Für die Partei von US-Präsident Biden ist sie ein letzter Hoffnungsfunken. Ketanji Brown Jackson soll im Supreme Court Trumps Richter in Schach halten.

Putin hatte gerade die Annexion der ukrainischen Gebiete verkündet. Joe Biden kommt etwas zu spät in jenen Raum am Capitol Hill, in dem Politik eigentlich nichts zu suchen haben soll. Im Hauptsaal von Amerikas höchstem Gericht ist es an diesem Freitagmorgen totenstill. So will es die Zeremonie, die im Supreme Court gleich stattfinden wird.

Keine Fotos, keine Telefone und auch keine Smartwatches sind erlaubt. Nur ein Gerichtszeichner kritzelt schon flink an dem einzigen Bild, das diesen historischen Moment festhalten soll: Ketanji Brown Jackson wird als neue, von Joe Biden ernannte Richterin ihren Eid ablegen.

Die Amtseinführung der ersten schwarzen Frau als Verfassungsrichterin in der Geschichte des Landes ist eben dann doch so politisch, dass nicht nur der US-Präsident und seine Ehefrau, sondern auch Vizepräsidentin Kamala Harris und ihr Ehemann gekommen sind. Die Sprecherin des Repräsentantenhauses, Nancy Pelosi, und auch ihr republikanischer Amtsvorgänger Paul Ryan sind anwesend. Der politische Gegner ist allerdings aus rein familiären Gründen hier. Seine Schwägerin ist mit dem Schwager von Ketanji Brown Jackson verheiratet.

Ein überfälliger Schritt

Im Publikum sitzen deutlich mehr schwarze Amerikaner als bei früheren Amtseinführungen von Supreme-Court-Richtern. Auch das macht deutlich, wie überfällig das Wahlversprechen von Biden gewesen ist. Wenn er die Möglichkeit bekomme, sagte Biden damals im Wahlkampf, dann werde er erstmals eine schwarze Frau an den Supreme Court bringen. Jetzt ist es endlich so weit.
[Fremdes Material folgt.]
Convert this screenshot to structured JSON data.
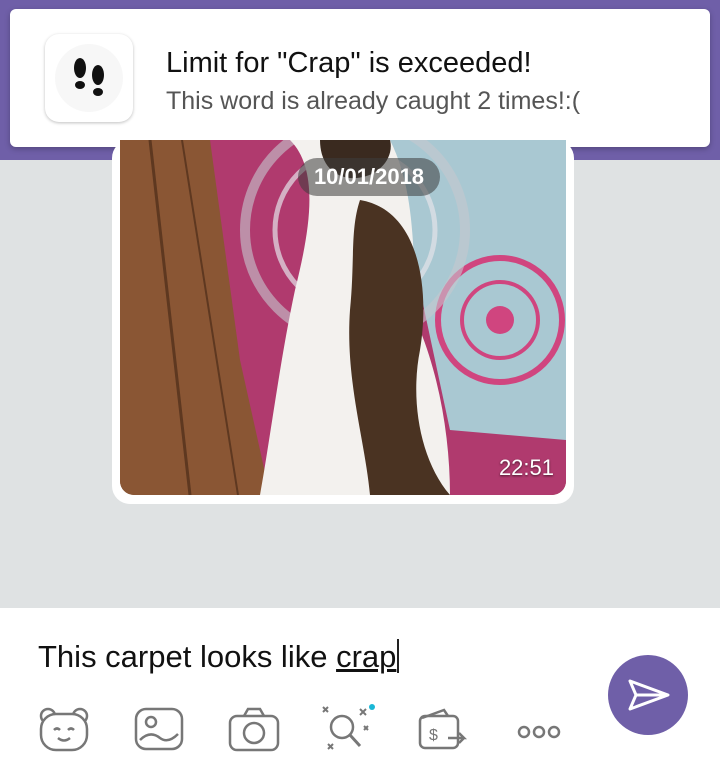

Jackson nimmt Platz auf einem fast 200 Jahre alten, mit schwarzem Leder bezogenen Stuhl aus Holz.

In der 233-jährigen Geschichte des Gerichts waren von den bislang 116 auf Lebenszeit ernannten Richtern alle bis auf acht weiße Männer. Aktuell bekleiden immerhin drei Frauen das höchste Richteramt. Sonia Sotomayor, Elena Kagan und die von Donald Trump bestimmte Amy Coney Barrett.

Die vierte Frau von insgesamt neun Richtern wird nun Ketanji Brown Jackson. Sie lächelt, als auch sie den Saal betritt und vorbeigeht an ihren künftigen Kolleginnen und Kollegen, mit denen sie auch heftige Auseinandersetzungen haben wird. Freude, Aufregung und zugleich Erleichterung sind ihr anzumerken.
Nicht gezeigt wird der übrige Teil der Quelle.